Possam três mulheres triunfar onde tantos falharam
Na verdade não serão três, mas quatro as mulheres que
podem mudar alguma coisa na política que temos tido, pois a três europeias
junta-se uma americana. Que, vejam lá, até faz parte da equipa de Trump
JOSÉ MANUEL FERNANDES Publisher e colunista do Observador
OBSERVADOR,02 dez. 2024, 00:2260
Não sou um optimista irritante,
pelo contrário. Mais depressa me definiria como um pessimista relutante.

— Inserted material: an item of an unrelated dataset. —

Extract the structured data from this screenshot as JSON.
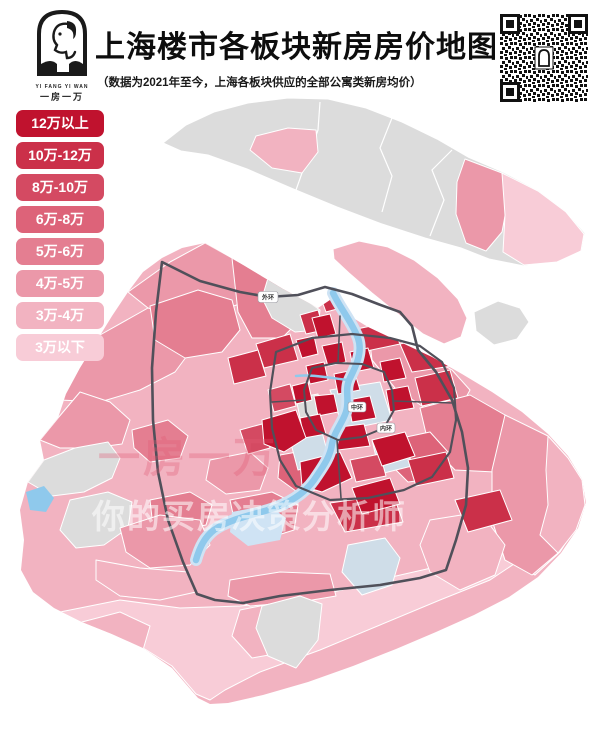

Contudo, num tempo em que quase só leio textos catastrofistas sobre este
mundo que nos rodeia, apetece-me hoje chamar a atenção para três
mulheres – porventura mesmo quatro mulheres – que podem fazer a diferença nos
próximos tempos.
Eu compreendo que se vejam sobretudo
nuvens negras no horizonte. O mundo
democrático e liberal que temos vindo a construir nas últimas décadas parece
estar a desmoronar-se. Ainda este fim de semana os irlandeses
de Dublin estiveram quase, quase, mesmo quase a eleger para o Parlamento o
chefe de um gang suspeito de múltiplos crimes. À
hora a que escrevo não sei ainda se das eleições romenas não
terá saído mais um governante pró-russo.
Em França o governo recém-constituído pode não chegar ao Natal
se o partido da senhora Le Pen chumbar o orçamento – o que acontecendo pode também criar uma crise
europeia. Na Alemanha as eleições foram antecipadas depois de a coligação
no poder se ter desentendido e o futuro não se apresenta risonho. Aqui ao lado, em Espanha,
multiplicam-se os casos de corrupção em torno de Pedro Sánchez, mas este preferiu orquestrar mais um congresso do
seu partido para ser celebrado ao modo de um demagogo sul-americano. E até no Reino Unido,
onde o sistema eleitoral permitiu que o Partilho Trabalhista alcançasse uma
esmagadora maioria na Câmara dos Comuns, o governo de
Starmer vai de tropeção em tropeção. Isto para não falar das notícias muito preocupantes que continuam a
chegar das diferentes frentes de batalha na Ucrânia. Do resto do mundo nem
falo, está perigoso, mesmo perigoso.
Onde descubro então eu alguma luz no meio de tanta escuridão? Por
estranho que pareça em mudanças que estão a acontecer, ou podem vir a acontecer
– ainda é cedo para um diagnóstico – na forma como a União Europeia é dirigida. E não, não
estou a referir-me a António Costa, estou a falar de Ursula
von der Leyen, Kaja Kallas e Giorgia Meloni. Todas elas têm qualidades que as distinguem dos seus predecessores e
que convém não menorizar.
Mas vamos por partes, começando por Ursula
von der Leyen. Muitos dirão que foi
uma presidente acidental, e de certa forma foi, pois ninguém previa que
ascendesse a esse posto em 2019, outros acrescentarão que tem uma enorme
tendência para centralizar o poder. Tudo isso é verdade, mas neste
momento o que me interessa é que parece ter sido dos poucos líderes
europeus a perceber a mensagem dos eleitores nas recentes eleições europeias: não é possível continuar a governar a Europa como se
tudo tivesse ficado igual quando ocorreu uma viragem clara à direita e em
direcção a menos federalismo, não é possível continuar a achar que tudo na
Europa se resolve dentro do “bloco central” formado pelos cristãos-democratas,
socialistas e liberais. Foi ainda
assim que ainda se fez entre chefes de Estado e de Governo no conselho europeu onde Giorgia Meloni votou contra Von der Leyen, mas já não foi assim que se fez
na escolha dos pelouros na Comissão, com uma importante vice-presidência a ser
entregue a um italiano, como Meloni queria. Ursula von der Leyen tem
também tido os instintos certos no que respeita ao apoio à Ucrânia e na forma
como se refere ao actual conflito em Israel.
Na
história recente da União Europeia só três presidentes cumpriram dois mandatos:
Jacques Dellors, Durão Barroso e Von der Leyen. Não
é dizer pouco da senhora que vinha de lado nenhum.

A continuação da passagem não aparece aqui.